I'm solving such task:
Given is $(X, d)$ and $(\mu_n)$ - a compact metric space and sequence of probability radon measures on $X$. We define set $K$ as follows: $$ K = X \smallsetminus\bigcup\mathscr{U} $$ where $$ \mathscr{U} = \lbrace U \subset X : U \texttt{ is opean and } \mu_n(U) \to 0 \rbrace $$ Show that there is a subsequence $(\mu_{k_i})$ if $(\mu_n)$ and probability measure $\nu$ such that of $a \in K$, then for all but countably many $r > 0$: $$ \mu_{k_i}(B(a, r)) \to \nu(B(a, r) \cap K) $$ where $B(a, r) = \lbrace x \in X : d(x, a) \leq r\rbrace$ is closed ball.
And I'm not sure how I can finish it. Below my attempt.
First things first, if $K = \emptyset$ then $\nu$ does not exist. Then I'm starting with proof that $K \neq \emptyset$.
Assume otherwise, then $\bigcup\mathscr{U} = X$, and as X is compact, we can choose finite family $\mathscr{U}' \subset \mathscr{U}$ such that $\bigcup\mathscr{U}' = X$.
As for every $U \in \mathscr{U}'$, $\mu_n(U) \to 0$ and $|\mathscr{U}'| < \infty$ it is true that $$ \lim_n \sum_{U \in \mathscr{U}'} \mu_n(U) = 0 $$ so for big enough $n$, $\sum_{U \in \mathscr{U}'} \mu_n(U) < \frac{1}{2}$, but for fixed $n$, as $\mu_n$ is probability radon measure (countably additive): $$ 1 = \mu_n(X) = \mu_n\left(\bigcup \mathscr{U}'\right) \leq \sum_{U \in \mathscr{U}'} \mu_n(U) < \frac{1}{2} $$ Contradiction. So $K \neq \emptyset$.
Now I want to move to main problem.
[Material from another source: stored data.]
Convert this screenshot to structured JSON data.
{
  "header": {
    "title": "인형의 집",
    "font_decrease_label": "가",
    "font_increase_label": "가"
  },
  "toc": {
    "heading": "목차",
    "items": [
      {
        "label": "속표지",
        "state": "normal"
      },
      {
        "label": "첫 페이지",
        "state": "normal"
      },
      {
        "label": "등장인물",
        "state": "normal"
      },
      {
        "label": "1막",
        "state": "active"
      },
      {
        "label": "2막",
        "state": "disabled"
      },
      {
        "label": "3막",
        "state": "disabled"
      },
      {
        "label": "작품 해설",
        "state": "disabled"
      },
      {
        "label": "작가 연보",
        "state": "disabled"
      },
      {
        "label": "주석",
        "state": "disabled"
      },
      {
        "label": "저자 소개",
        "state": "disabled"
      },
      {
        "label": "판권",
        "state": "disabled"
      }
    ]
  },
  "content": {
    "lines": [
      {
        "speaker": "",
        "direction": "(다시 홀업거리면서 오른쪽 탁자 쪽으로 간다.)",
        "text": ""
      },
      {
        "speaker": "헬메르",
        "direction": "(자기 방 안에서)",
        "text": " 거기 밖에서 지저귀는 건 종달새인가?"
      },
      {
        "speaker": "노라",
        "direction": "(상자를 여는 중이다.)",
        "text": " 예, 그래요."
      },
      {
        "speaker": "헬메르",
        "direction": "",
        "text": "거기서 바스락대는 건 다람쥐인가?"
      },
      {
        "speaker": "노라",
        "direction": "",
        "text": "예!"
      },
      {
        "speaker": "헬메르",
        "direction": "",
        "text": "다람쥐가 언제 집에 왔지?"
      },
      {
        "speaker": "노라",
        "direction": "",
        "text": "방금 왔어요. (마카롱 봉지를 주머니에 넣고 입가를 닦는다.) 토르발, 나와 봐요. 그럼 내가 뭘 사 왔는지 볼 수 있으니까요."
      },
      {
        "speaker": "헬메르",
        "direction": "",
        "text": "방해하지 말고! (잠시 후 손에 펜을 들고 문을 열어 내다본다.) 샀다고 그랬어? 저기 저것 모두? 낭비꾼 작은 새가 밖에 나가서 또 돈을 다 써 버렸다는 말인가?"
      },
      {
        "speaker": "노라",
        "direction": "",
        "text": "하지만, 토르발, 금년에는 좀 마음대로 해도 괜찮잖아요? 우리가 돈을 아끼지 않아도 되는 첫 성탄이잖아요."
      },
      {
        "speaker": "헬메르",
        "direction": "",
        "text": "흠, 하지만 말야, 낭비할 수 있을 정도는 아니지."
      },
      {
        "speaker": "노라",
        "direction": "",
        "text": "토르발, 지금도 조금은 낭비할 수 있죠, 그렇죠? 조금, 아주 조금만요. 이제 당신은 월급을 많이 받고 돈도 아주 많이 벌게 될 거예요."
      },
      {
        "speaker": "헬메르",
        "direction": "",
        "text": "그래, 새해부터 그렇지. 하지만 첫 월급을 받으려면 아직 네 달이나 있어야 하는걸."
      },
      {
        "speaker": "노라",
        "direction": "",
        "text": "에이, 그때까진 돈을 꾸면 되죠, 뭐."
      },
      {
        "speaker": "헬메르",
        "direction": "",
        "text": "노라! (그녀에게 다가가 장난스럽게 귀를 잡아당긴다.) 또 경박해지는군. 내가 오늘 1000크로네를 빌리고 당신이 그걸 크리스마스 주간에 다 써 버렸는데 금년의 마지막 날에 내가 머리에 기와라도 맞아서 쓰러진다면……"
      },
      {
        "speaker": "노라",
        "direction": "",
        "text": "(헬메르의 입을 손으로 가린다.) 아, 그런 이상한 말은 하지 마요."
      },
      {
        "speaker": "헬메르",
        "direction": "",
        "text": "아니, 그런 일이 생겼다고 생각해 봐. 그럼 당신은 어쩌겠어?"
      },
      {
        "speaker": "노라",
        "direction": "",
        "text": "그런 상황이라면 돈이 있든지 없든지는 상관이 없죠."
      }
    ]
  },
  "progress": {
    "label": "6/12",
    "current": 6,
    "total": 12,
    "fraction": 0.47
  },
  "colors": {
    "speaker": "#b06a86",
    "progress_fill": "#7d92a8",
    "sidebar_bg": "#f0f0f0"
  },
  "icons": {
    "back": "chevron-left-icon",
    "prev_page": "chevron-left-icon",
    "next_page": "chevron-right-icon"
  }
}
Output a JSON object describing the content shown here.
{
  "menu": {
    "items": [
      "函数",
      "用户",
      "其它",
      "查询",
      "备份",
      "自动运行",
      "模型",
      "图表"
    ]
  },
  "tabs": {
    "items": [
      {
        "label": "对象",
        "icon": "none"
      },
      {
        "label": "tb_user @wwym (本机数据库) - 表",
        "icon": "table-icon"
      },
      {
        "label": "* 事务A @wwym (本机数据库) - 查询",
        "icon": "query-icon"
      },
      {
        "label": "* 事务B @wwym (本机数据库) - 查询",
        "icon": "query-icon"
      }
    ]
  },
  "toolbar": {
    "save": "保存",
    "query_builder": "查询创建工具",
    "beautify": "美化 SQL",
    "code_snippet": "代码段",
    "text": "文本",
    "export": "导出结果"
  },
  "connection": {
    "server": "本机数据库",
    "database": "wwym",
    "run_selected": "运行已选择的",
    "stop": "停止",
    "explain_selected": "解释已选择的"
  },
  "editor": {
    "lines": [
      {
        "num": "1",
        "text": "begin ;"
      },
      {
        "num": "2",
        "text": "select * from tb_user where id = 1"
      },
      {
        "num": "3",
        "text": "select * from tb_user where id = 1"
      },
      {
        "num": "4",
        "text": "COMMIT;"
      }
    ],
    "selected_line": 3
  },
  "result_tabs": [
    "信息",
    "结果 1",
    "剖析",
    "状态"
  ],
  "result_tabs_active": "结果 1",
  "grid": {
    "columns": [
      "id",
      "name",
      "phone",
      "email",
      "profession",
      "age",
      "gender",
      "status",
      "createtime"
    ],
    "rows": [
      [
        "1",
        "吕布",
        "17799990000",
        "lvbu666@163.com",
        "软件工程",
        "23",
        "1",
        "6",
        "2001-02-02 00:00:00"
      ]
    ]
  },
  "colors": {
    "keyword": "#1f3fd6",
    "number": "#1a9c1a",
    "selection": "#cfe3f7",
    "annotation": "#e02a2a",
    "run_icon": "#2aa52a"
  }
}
As it is compact metric space, it is separable space, but after while it looks like compactness may be more important.
Obviously $\nu(K) = 1$.
However, I don't know what I can do with that. If $a \in K$, then there is no open set $U$ such that $\mu_n(U) \to 0$. And therefore, every fixed ball $B(a, r)$ with center in $a$ has positive limit $\limsup_n\mu_n(B(a, r))$. What can I do with that knowledge?
If I made mistake above, please let me know, otherwise, please help me with going further with the task.
Presumably you know that we can find a subsequence $(\mu_{k_i})$ converging weakly to some Radon measure, call it $\nu$. By the portmanteau theorem, this implies that $\mu_{k_i}(B(a,r)) \to \nu(B(a,r))$ whenever $\nu(\partial B(a,r)) = 0$. However, the sets $\partial B(a,r)$ are pairwise disjoint (each is contained in the sphere of radius $r$) so only countably many of them can have nonzero measure under $\nu$.
Thus if you can show $\nu(K) = 1$ you are done, for then $\nu(B(a,r)) = \nu(B(a,r) \cap K)$. I don't know that I'd say this is "obvious" but it is not too hard: suppose $E$ is any compact set disjoint from $K$. Cover $E$ with finitely many sets $U_1, \dots, U_n$ of $\mathscr{U}$; by another case of the portmanteau theorem, we have $\nu(U_i) = 0$ for each $i$, so $\nu(E)=0$. Now you can conclude using the fact that $\nu$ is Radon. (Incidentally, this also takes care of showing that $K$ is nonempty.)
I think the assumption $a \in K$ was unnecessary.